Flexibits is hoping to do for contacts what it did for calendars on the Mac with its new Cardhop app. Cardhop lets you organize and manage your contacts from the Mac menu bar with the same interactivity Flexibits brought to Fantastical.
Cardhop uses natural language to create or edit contacts. Typing, “Bryan Chaffin @TMOBryan,” for example, adds Bryan’s Twitter name to his contact card.
The app can start new email messages, FaceTime calls, Twitter posts, Skype calls, and more with natural language commands . It also links to your iPhone via Bluetooth so typing, “call Bryan C” starts a new call for you.

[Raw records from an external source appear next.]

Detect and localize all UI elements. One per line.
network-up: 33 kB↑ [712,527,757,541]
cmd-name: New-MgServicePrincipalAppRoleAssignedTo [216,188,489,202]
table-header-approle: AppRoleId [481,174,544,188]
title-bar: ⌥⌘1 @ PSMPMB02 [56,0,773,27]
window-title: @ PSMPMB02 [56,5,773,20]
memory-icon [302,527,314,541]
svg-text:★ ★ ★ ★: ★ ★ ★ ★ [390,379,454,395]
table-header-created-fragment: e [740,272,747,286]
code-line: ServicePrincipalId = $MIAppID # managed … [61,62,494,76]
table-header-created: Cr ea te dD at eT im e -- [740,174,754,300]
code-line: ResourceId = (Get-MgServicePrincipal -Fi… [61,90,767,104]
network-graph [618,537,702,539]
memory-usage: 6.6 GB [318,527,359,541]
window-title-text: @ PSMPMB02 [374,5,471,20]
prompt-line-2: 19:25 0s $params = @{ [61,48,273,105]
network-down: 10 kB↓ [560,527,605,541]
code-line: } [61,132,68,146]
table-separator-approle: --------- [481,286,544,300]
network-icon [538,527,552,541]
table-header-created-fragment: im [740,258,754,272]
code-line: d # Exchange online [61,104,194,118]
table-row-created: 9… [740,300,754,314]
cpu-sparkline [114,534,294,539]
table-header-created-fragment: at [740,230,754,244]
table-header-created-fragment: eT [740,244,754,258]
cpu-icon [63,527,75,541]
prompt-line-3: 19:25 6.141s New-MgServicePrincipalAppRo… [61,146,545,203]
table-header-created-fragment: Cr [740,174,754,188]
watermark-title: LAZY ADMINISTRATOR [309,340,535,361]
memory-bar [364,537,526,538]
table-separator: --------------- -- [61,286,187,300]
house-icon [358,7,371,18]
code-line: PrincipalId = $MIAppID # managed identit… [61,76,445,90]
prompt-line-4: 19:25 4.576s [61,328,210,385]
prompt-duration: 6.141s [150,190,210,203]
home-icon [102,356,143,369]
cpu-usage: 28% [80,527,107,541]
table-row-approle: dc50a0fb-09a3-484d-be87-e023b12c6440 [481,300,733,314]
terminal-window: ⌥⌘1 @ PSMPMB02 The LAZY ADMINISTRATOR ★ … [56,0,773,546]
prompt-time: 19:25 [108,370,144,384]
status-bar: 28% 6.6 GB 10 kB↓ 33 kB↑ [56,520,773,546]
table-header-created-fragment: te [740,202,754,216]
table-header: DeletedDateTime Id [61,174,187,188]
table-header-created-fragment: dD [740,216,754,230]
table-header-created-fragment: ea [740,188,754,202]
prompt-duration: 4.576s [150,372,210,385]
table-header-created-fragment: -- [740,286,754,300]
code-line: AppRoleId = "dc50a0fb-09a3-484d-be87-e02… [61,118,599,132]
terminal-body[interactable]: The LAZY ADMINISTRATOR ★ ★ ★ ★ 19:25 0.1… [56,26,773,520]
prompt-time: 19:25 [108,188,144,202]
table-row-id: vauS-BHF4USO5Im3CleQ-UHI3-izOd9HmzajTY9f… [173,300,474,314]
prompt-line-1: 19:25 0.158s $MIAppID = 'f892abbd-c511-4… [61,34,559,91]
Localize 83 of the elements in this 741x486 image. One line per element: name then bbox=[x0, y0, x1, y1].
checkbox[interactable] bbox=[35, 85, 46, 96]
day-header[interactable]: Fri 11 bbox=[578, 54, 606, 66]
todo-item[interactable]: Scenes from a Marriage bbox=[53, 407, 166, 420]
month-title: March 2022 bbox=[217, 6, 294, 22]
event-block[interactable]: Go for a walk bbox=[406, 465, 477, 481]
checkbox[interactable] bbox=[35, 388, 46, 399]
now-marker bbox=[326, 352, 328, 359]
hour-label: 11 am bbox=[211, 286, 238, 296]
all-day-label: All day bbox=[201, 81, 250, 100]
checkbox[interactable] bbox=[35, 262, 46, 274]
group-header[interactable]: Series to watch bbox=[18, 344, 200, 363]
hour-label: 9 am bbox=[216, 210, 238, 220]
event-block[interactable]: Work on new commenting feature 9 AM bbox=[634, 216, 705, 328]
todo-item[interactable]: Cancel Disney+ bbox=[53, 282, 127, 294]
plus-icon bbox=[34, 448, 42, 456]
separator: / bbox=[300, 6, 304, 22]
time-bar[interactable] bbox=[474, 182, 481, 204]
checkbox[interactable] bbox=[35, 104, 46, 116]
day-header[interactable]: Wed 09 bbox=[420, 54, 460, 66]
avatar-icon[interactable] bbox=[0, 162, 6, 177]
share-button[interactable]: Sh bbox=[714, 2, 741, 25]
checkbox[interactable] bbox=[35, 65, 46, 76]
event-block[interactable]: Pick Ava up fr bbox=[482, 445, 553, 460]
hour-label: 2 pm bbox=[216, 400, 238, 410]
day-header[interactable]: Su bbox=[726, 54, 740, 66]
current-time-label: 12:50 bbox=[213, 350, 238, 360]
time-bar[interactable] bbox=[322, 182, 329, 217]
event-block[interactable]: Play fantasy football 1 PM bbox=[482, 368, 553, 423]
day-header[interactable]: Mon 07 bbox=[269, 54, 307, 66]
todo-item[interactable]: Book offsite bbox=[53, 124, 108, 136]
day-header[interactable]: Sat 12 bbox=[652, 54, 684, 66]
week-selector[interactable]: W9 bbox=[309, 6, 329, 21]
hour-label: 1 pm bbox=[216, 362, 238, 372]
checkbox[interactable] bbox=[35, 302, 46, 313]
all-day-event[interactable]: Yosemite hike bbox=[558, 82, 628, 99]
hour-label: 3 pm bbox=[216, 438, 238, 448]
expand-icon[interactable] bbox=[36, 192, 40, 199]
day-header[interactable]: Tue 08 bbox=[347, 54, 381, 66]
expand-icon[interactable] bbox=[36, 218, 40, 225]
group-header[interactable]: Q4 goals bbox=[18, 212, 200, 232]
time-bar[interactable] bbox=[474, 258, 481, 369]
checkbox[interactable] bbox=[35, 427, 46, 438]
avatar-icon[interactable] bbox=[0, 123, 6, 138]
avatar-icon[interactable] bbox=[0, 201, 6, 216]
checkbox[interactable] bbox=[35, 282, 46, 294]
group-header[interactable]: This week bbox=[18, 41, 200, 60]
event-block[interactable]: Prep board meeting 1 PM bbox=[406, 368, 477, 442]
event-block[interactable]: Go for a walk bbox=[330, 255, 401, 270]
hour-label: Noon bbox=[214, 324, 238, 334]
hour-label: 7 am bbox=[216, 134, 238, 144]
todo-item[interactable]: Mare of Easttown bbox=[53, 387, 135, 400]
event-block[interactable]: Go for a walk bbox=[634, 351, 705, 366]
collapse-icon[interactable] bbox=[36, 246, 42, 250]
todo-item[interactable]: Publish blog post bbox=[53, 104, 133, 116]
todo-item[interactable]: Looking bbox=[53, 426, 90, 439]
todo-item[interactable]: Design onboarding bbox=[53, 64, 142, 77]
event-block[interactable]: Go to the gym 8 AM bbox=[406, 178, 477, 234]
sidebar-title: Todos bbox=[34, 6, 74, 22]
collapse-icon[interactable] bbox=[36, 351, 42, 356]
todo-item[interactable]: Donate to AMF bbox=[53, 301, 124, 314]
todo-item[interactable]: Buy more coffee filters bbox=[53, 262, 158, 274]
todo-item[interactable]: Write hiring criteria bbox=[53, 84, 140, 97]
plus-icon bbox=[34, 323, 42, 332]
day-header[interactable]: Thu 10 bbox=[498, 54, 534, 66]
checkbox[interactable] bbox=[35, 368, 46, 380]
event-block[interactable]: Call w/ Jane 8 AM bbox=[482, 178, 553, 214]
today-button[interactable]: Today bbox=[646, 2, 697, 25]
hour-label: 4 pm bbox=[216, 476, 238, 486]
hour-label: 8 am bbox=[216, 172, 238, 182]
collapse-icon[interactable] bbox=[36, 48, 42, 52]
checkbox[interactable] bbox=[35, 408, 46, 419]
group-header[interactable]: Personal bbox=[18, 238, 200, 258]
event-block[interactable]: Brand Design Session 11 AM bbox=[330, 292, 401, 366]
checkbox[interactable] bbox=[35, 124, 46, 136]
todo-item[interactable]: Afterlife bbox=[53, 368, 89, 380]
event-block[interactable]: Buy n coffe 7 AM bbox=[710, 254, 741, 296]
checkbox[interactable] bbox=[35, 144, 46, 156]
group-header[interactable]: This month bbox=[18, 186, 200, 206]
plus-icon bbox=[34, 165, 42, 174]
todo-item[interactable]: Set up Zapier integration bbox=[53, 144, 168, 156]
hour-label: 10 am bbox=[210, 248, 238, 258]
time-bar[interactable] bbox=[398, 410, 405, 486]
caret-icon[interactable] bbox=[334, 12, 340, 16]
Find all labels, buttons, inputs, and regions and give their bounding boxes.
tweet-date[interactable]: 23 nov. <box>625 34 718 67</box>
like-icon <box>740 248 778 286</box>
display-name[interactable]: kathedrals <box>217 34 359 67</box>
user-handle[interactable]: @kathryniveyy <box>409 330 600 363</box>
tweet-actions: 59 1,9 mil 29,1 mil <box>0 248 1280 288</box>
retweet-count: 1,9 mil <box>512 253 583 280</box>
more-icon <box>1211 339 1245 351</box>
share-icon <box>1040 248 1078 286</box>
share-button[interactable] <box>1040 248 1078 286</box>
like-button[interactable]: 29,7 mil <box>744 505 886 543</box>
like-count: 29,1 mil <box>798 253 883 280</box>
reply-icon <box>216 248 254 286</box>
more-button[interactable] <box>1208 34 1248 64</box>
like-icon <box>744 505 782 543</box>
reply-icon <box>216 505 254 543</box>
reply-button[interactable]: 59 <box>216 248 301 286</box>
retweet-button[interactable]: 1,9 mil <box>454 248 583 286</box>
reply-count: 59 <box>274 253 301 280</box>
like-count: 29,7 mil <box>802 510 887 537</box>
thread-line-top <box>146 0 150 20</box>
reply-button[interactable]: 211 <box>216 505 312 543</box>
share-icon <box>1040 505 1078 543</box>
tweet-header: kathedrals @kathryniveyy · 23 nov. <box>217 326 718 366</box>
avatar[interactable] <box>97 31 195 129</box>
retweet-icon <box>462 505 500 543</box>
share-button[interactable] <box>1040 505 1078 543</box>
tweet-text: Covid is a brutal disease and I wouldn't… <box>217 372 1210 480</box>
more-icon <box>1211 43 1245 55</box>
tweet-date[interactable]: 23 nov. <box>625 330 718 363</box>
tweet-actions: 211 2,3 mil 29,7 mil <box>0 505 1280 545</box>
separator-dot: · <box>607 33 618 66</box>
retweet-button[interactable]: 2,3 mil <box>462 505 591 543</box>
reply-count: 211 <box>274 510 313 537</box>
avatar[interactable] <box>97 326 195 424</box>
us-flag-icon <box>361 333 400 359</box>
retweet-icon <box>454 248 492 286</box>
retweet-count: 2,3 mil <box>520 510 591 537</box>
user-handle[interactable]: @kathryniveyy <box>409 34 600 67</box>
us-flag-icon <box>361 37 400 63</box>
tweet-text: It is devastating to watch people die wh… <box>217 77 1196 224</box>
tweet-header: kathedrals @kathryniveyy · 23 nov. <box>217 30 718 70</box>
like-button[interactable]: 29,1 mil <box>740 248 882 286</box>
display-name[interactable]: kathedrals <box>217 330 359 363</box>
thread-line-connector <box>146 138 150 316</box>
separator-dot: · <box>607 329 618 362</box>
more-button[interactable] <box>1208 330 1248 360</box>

Flexibits sees Apple’s notes field in its own Contacts app as an underused tool, so they made notes in Cardhop easy to see and edit. They say Cardhop’s approach makes adding information quick and always showing the notes field help you keep track of important information about the people you interact with.
Cardhop uses the same database as Apple’s own Contacts app so you don’t need to re-enter any data. Syncing between your Mac, iPhone, and iPad through iCloud works, too.
We’ve been testing Cardhop and its approach to dealing with our long contacts lists feels more proactive than Apple’s own Contacts app. Finding contact entries feels more natural, too, because you aren’t jumping into a separate app and natural language queries are easier than hopping through lots of data fields.
Cardhop requires a Mac running macOS El Capitan 10.11 or higher. It costs US$19.99, but is temporarily available for $14.99 through the Flexibits website or Apple’s Mac App Store.